I wonder if you wrote that to make me angry on purpose.
We can send Von Neumann probes everywhere and tile the universe (not literally the whole universe) with moral patients. Perhaps there will be a decision to send them now with them having very slightly positive average well being or wait a year and increase their average well being a lot. Perhaps due to how exponential tiling of the universe works, if we launch now, we will be able to create much more moral patients before the universe dies. Do all such scenarios seem incredibly improbable to you? They seem plausible enough to me.
@p You have utility U spread over P patients resulting in Up value per patient. If you need P'=P+n patients for some unrelated reason, then the RC is also unrelated because your decision is *not* "let's add n agents and re-distribute utility just because we can and total stays the same".
@dpwiz I guess you're saying here that in practice agents will extremely rarely make decisions such that some pairs of options of the decision looks similar to Repugnant Conclusion. I don't really get why you think so. If the humanity (or whatever humanity will get transformed into; excluding variant with totally alien mind doing whatever it wants with us) will reach extremely high level of technology (I think there's about 20% probability that this will happen), then we might (I hope so) start thinking about how to tile the universe in an optimal way. And then such decisions might happen.
@dpwiz Right now the utility function I like most is as follows:
Consider time to be discrete, for example possible moments of time are 0, 1, 2, ... Utility of a world is the sum over each moment of time over each moral patient existing in that moment of time of well being of this moral-patient-moment.
By population traps do you mean the possibility that overpopulation of the Earth will happen and will cause bad things? I rarely consider such things when thinking about far future because it seems to me other huge changes will happen before that - maybe we will all die, maybe a superintelligence will kill us all and do continue doing its thing, maybe that doesn't happen and we start colonizing the nearby planets, maybe humans will stop living in organic bodies and will rarely produce new humans, etc. So overpopulation problems seem more like a problem of the near future to me.

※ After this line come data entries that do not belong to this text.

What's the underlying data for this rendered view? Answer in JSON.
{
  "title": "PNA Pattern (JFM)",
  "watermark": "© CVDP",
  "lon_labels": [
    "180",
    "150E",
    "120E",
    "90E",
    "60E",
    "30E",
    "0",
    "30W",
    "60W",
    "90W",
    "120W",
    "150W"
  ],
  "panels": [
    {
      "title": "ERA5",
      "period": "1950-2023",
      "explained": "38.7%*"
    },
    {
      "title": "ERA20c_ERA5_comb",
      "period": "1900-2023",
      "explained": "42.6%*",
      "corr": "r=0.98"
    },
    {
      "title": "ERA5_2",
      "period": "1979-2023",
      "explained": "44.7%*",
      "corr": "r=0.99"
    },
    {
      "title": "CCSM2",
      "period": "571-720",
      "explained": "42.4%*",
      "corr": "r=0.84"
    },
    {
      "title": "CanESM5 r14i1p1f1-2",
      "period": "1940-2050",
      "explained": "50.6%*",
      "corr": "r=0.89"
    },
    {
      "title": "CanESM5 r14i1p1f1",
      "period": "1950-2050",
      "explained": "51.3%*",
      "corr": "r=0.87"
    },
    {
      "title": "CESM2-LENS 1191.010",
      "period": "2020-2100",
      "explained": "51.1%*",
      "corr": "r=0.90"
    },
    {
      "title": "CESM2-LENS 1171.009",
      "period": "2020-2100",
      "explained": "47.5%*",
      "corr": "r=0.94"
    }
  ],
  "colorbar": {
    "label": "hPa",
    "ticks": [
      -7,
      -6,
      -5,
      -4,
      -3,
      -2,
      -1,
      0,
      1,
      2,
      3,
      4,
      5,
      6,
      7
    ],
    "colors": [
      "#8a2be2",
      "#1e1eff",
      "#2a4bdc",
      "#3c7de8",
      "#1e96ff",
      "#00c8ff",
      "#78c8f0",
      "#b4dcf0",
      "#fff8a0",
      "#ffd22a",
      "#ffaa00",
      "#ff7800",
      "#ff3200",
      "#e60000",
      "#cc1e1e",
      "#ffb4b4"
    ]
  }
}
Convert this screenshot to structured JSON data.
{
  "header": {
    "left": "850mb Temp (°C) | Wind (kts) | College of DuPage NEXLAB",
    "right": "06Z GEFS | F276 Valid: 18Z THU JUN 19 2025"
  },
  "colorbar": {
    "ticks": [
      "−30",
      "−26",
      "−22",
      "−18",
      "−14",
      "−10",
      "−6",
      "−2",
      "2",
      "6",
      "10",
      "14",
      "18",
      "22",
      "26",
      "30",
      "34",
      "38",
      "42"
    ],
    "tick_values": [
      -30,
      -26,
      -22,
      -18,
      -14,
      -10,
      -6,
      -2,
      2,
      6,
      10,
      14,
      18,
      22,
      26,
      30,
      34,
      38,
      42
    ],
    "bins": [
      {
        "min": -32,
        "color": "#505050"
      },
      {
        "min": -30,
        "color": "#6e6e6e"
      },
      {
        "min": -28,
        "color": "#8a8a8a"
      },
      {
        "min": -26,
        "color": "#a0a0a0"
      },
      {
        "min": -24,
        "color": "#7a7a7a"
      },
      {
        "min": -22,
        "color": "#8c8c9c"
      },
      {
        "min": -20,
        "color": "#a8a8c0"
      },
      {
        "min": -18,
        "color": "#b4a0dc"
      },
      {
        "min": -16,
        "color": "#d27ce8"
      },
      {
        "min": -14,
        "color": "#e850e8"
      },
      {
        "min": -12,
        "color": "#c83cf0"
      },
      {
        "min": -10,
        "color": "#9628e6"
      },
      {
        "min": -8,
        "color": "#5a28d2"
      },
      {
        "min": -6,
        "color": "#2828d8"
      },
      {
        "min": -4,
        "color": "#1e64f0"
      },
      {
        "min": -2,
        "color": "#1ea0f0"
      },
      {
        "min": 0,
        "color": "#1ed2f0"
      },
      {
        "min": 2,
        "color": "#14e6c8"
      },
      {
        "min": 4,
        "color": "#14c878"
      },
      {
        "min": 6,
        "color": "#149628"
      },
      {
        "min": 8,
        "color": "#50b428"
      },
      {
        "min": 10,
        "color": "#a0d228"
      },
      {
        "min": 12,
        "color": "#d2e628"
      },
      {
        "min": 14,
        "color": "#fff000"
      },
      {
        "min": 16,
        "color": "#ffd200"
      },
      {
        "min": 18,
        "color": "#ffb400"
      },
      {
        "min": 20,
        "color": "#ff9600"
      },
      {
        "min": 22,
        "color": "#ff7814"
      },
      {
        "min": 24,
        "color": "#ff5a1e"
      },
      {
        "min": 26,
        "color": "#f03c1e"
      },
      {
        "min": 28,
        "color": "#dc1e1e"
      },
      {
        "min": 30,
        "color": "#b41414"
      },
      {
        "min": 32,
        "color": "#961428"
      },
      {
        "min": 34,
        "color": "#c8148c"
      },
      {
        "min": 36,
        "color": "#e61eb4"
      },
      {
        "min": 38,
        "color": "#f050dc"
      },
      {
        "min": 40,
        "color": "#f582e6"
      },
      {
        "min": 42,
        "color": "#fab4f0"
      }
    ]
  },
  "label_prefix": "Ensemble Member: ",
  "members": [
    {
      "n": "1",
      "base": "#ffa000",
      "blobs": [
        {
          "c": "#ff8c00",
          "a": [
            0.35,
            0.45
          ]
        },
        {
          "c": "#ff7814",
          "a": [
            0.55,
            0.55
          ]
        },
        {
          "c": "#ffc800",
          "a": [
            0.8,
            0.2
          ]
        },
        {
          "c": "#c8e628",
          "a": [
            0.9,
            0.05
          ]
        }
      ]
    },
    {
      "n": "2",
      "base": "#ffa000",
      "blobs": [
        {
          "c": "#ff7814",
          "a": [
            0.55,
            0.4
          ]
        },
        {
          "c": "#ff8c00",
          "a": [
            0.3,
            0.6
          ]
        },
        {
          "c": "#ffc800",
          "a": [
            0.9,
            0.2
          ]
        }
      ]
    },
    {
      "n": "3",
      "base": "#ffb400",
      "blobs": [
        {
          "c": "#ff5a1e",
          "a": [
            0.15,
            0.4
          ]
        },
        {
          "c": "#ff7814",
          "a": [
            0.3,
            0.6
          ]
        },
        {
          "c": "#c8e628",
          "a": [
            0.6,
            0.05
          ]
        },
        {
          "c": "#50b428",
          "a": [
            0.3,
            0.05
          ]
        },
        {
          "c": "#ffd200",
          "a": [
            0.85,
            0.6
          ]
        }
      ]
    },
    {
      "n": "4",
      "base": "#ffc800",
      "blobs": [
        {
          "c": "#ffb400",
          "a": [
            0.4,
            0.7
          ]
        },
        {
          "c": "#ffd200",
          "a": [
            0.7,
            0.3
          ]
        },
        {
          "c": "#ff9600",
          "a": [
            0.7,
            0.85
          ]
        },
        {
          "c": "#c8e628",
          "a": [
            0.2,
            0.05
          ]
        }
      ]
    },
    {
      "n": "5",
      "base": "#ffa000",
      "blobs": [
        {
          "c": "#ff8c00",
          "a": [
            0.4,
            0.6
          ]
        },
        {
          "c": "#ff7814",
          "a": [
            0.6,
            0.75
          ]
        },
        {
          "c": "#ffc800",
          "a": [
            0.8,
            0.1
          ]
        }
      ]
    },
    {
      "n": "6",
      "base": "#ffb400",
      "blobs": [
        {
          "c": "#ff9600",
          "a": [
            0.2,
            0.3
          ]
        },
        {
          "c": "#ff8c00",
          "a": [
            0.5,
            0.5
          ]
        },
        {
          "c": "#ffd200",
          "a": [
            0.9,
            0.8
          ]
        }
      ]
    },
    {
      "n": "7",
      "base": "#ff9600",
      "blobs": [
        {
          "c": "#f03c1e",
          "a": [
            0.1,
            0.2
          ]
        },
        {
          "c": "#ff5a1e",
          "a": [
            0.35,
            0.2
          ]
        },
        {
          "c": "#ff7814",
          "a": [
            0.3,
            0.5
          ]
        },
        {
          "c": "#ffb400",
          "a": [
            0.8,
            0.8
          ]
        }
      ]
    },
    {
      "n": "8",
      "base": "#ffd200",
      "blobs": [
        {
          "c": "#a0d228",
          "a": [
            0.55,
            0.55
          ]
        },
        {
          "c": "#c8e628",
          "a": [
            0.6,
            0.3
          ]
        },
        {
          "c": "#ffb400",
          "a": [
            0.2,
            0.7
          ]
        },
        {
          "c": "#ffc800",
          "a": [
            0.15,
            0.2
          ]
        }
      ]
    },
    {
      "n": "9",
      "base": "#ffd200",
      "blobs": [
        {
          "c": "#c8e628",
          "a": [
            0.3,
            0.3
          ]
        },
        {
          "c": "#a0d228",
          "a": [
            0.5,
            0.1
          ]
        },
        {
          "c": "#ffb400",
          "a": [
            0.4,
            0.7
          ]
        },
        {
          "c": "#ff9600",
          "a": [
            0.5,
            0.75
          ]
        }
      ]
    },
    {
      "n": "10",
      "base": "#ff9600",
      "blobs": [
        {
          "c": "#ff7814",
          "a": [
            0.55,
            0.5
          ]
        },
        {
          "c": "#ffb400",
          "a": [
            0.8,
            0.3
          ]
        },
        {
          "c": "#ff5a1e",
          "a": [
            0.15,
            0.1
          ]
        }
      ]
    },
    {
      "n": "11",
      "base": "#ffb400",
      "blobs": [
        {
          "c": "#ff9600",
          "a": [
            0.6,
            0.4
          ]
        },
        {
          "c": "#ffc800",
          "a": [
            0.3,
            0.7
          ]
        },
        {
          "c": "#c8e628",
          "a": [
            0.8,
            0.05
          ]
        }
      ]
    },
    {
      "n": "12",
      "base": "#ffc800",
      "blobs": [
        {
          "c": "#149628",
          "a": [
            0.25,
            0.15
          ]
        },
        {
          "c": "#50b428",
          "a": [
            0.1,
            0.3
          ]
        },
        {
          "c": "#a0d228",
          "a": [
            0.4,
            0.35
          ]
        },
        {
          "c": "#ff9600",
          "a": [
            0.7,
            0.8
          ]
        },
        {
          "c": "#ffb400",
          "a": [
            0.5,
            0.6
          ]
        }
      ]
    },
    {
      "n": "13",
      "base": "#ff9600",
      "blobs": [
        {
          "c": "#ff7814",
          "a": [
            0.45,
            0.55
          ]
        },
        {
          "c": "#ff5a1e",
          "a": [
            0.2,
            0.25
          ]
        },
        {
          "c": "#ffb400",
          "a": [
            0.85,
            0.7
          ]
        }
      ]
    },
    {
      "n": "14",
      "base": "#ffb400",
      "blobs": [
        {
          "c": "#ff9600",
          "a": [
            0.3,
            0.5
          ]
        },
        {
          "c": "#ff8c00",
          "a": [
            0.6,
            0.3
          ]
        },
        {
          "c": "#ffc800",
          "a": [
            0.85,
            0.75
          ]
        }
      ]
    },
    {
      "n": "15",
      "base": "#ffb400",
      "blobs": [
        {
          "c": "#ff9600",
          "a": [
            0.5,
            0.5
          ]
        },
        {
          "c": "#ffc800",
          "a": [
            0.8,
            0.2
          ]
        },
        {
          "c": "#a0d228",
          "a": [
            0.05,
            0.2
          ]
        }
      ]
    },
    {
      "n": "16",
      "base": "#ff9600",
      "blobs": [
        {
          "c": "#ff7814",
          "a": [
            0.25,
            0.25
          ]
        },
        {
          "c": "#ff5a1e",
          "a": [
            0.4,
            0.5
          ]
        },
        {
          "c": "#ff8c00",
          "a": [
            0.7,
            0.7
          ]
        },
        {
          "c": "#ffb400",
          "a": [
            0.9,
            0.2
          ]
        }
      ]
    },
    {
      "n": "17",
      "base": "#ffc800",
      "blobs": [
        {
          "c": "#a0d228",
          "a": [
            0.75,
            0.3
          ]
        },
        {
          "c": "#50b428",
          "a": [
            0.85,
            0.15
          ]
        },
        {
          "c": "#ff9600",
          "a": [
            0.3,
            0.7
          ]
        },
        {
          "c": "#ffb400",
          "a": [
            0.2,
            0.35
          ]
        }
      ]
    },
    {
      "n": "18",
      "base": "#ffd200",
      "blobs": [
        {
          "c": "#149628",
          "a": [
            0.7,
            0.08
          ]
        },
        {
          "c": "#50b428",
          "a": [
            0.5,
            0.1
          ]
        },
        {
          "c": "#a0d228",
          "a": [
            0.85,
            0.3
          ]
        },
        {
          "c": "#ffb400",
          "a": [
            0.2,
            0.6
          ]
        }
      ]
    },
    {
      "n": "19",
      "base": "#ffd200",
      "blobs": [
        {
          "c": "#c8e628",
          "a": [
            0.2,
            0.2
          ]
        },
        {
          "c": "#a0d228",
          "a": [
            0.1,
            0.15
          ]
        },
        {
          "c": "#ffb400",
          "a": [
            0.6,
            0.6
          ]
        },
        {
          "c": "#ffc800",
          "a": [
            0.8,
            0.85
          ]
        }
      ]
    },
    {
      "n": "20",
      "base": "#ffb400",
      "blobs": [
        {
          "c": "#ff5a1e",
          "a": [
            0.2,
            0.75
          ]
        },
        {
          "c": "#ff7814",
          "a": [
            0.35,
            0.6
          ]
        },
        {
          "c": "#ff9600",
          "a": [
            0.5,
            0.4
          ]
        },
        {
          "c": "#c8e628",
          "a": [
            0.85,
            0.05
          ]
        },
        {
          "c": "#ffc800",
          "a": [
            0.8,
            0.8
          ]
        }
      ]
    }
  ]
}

@p by mentioning time and moments you're playing with fire. That way lie decisions like "let's all hop into event horizon and experience the bliss forever" and other funny things granted to you by relativity - time dilation, lightspeed limits on information etc.
@dpwiz and by thinking about persons and well being of their life problem arise when I think about less exotic (in my opinion) things - like cloning minds, running the same simulation twice, etc.
@p "Identity is not that matters", I get that.
@dpwiz Actually I am not sure how ethics should solve thought experiments with identical lifes and simulations running (or not running) moral patients inside them.
@p also, physics ruin matrioshka brains and even planetary hive-minds.
@dpwiz I don't know much about special relativity or about general relativity, so I usually model the universe as Euclidean space, either with another dimension as continuous time (then we need to sum wellbeingmoments with integrals) or as discrete time.
@p sorry, but you have to update on that before considering infinity.
@p e.g. consider a mind having a two nodes on opposite sides of the Earth. The RTT is ~150ms. That is comparable to integration delay in human brains. That may feel normal if there are two brains are linked together (actually, have you tried to play games with 150ms lag?). Add some byzantine fault tolerance and CAP theorem. Coherent thought at such distances would be unbearably slow.
@p unless there is a possibility of faster-than-light tech and then we are beyond fucked on the cosmic scale and "repugnant conclusion" is one of the lesser of our problems.
@dpwiz That's a possibility, but not 100%, so expected value of your utility function still doesn't exist.
@p 🦉
What for do you really need infinitely more moral patients instead of current number of them?
Especially, considering population traps are the common knowledge.